Last night we put up a post mentioning that the National Oceanic and Atmospheric Administration (NOAA) placed a request for 46,000 rounds of mostly hollow point, copper jacketed, .40 caliber rounds of ammunition.
The order was attributed to the National Weather Service and received quite a bit of attention.
From the post:
The National Weather Service stations in Ellsworth, Maine, and New Bedford, Mass., are slated to receive 16,000 rounds of .40 S&W jacketed hollow point (JHP) bullets.
Jacketed hollow points usually have a layer of copper around the lead to provide strength and prevent the barrel of the gun getting fouled up with soft lead. Hollow point bullets are designed to expand when they enter the body, causing as much damage as possible to internal organs and tissue.
6,000 rounds of S&W JHP will be sent to Wall, New Jersey and another 24,000 rounds of the same bullets will be handed over to the station in St. Petersburg, Florida.

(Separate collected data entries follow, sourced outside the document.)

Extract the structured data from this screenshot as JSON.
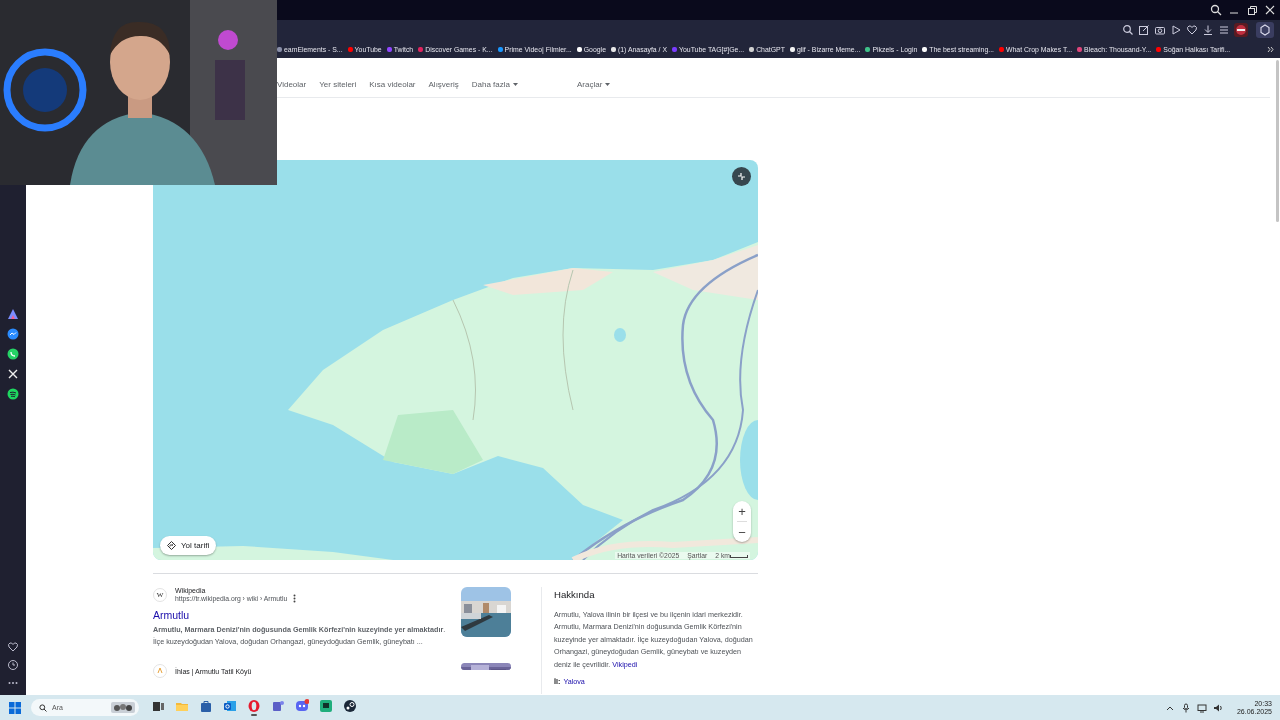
{
  "bookmarks": [
    {
      "label": "eamElements - S...",
      "color": "#8a8fa8"
    },
    {
      "label": "YouTube",
      "color": "#ff0000"
    },
    {
      "label": "Twitch",
      "color": "#9146ff"
    },
    {
      "label": "Discover Games - K...",
      "color": "#e0245e"
    },
    {
      "label": "Prime Video| Filmler...",
      "color": "#1a98ff"
    },
    {
      "label": "Google",
      "color": "#ffffff"
    },
    {
      "label": "(1) Anasayfa / X",
      "color": "#e7e7e7"
    },
    {
      "label": "YouTube TAG[#]Ge...",
      "color": "#7a3cff"
    },
    {
      "label": "ChatGPT",
      "color": "#d0d0d0"
    },
    {
      "label": "glif - Bizarre Meme...",
      "color": "#f2f2f2"
    },
    {
      "label": "Pikzels - Login",
      "color": "#3fc28a"
    },
    {
      "label": "The best streaming...",
      "color": "#fafafa"
    },
    {
      "label": "What Crop Makes T...",
      "color": "#ff0000"
    },
    {
      "label": "Bleach: Thousand-Y...",
      "color": "#e0457b"
    },
    {
      "label": "Soğan Halkası Tarifi...",
      "color": "#ff0000"
    }
  ],
  "search_tabs": [
    {
      "label": "Videolar",
      "kind": "link"
    },
    {
      "label": "Yer siteleri",
      "kind": "link"
    },
    {
      "label": "Kısa videolar",
      "kind": "link"
    },
    {
      "label": "Alışveriş",
      "kind": "link"
    },
    {
      "label": "Daha fazla",
      "kind": "dropdown"
    },
    {
      "label": "Araçlar",
      "kind": "tools"
    }
  ],
  "map": {
    "directions_button": "Yol tarifi",
    "zoom_in": "+",
    "zoom_out": "−",
    "attribution": "Harita verileri ©2025",
    "terms": "Şartlar",
    "scale": "2 km"
  },
  "results": [
    {
      "favicon": "W",
      "site": "Wikipedia",
      "url": "https://tr.wikipedia.org › wiki › Armutlu",
      "title": "Armutlu",
      "snippet": "**Armutlu, Marmara Denizi'nin doğusunda Gemlik Körfezi'nin kuzeyinde yer almaktadır**. İlçe kuzeydoğudan Yalova, doğudan Orhangazi, güneydoğudan Gemlik, güneybatı ..."
    },
    {
      "site": "İhlas | Armutlu Tatil Köyü"
    }
  ],
  "about": {
    "heading": "Hakkında",
    "text": "Armutlu, Yalova ilinin bir ilçesi ve bu ilçenin idari merkezidir. Armutlu, Marmara Denizi'nin doğusunda Gemlik Körfezi'nin kuzeyinde yer almaktadır. İlçe kuzeydoğudan Yalova, doğudan Orhangazi, güneydoğudan Gemlik, güneybatı ve kuzeyden deniz ile çevrilidir.",
    "source_link": "Vikipedi",
    "facts": [
      {
        "label": "İl:",
        "value": "Yalova"
      }
    ]
  },
  "taskbar": {
    "search_placeholder": "Ara",
    "apps": [
      {
        "kind": "taskview",
        "active": false
      },
      {
        "kind": "folder",
        "active": false
      },
      {
        "kind": "store",
        "active": false
      },
      {
        "kind": "mail",
        "active": false
      },
      {
        "kind": "browser",
        "active": true
      },
      {
        "kind": "team",
        "active": false
      },
      {
        "kind": "chat",
        "active": false
      },
      {
        "kind": "terminal",
        "active": false
      },
      {
        "kind": "steam",
        "active": false
      }
    ],
    "time": "20:33",
    "date": "26.06.2025"
  }
}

St. Pete. is the only city that's not receiving 100 or more paper targets to assist with training of agency issued sidearms. Two hundred targets are going to Maine and Massachusetts, but only 100 to New Jersey. So, 46,000 rounds and 500 targets.
We talked to Scott Smullen, the Deputy Director of NOAA Communications & External Affairs who says the announcement is a mistake and is apparently being corrected at the time of this writing.